Here are just a few tips that can make a difference in your own online security.
1. Find out about your new online environment.
Before leaving for a new destination with mobile phones, computers, and tablets, it is important to know what to expect once you’re there. Questions to consider include: Is hardware and technical support readily available? What Internet access packages are common, and how reliable is service in general? Is online access monitored by the government or other parties? Will you be able to access services to which you are accustomed through the same providers as at home, or will you need to locate new ones?

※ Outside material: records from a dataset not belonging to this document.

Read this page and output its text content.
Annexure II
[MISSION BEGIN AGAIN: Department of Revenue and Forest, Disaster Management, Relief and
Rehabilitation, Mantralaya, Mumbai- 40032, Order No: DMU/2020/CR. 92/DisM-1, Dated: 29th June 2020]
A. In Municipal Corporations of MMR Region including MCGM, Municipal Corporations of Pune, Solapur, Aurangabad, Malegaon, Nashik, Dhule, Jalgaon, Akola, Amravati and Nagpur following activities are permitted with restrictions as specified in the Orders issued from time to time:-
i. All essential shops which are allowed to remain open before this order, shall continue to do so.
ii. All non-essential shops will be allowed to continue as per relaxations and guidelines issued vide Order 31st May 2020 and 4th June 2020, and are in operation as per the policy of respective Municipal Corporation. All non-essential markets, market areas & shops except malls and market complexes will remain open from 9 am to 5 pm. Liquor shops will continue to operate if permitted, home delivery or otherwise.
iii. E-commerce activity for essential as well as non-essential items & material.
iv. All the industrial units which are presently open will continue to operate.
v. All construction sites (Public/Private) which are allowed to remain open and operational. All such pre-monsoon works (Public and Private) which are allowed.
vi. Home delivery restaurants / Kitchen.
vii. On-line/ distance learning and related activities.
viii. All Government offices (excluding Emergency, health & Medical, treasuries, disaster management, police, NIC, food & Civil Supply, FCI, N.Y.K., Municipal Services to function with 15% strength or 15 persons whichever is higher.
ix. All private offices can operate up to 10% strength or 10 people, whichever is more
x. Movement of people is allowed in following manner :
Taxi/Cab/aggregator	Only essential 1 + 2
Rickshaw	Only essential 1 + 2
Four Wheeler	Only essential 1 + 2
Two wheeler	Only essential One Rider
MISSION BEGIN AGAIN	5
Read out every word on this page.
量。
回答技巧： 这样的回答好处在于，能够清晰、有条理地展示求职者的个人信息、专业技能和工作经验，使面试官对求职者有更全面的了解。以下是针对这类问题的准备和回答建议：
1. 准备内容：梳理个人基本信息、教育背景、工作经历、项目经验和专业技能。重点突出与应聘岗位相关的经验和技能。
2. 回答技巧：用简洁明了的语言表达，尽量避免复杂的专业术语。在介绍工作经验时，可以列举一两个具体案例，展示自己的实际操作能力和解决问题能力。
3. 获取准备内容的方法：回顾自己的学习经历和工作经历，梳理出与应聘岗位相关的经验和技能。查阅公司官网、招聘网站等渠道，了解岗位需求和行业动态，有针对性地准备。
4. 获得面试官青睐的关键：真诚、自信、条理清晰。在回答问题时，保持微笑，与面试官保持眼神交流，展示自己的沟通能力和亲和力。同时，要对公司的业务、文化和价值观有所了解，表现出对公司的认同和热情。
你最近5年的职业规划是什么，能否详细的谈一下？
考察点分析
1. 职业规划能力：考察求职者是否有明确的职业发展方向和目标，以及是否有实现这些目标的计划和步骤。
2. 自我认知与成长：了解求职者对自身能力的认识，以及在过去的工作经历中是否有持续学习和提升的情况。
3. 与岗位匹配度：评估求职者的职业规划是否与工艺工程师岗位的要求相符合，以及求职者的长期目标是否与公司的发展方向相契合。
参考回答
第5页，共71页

2. Know that public may not be private.
No cost, open access to the Internet is becoming much more common around the globe. Often found in airports, restaurants, coffee shops, and even public parks, it can be tremendously useful to travelers and residents alike. However, it is important to be aware that your activity on open WiFi can be monitored, even just by other users. Consider finding other ways to access the Internet when making purchases, accessing company resources, or performing any tasks that involve access to sensitive data.
3. Consider two factors.
Two factor authorization, sometimes called multi-factor verification, adds a strong layer of security to many online services. In most cases, a user logs into a service, and is then prompted to enter a code. The code has been immediately sent to another electronic device to which a user has access, usually via text message or email. Because two factor authorization requires much more than a single password, it is very difficult for a malicious user to steal access. A list of popular websites and services that offer two factor authorization is available here: http://twofactorauth.org/
4. Investigate password managers.
The passwords that are the most difficult to crack are also the passwords that are the most difficult to remember. Password managers such as LastPass, Dashlane, 1Password and KeePass allow users to generate lengthy, random passwords for individual websites that do not have to be memorized or written down. Each service has different features, and different strengths. In addition, some password managers are easier to set up than others. When selecting a password manager, it is very important to consider your specific needs
5. Maintain vigilance.
While there are tactics you can take to reduce the likelihood of online security compromise, it is impossible to eliminate all risk. As a result, it is just as important to monitor as it is to protect. Review all of your accounts regularly. When selecting online services, especially a bank or credit card provider, ask what you can expect in the event of data breach, fraud, or online theft. Scan your devices regularly for malware, and keep current with operating system updates.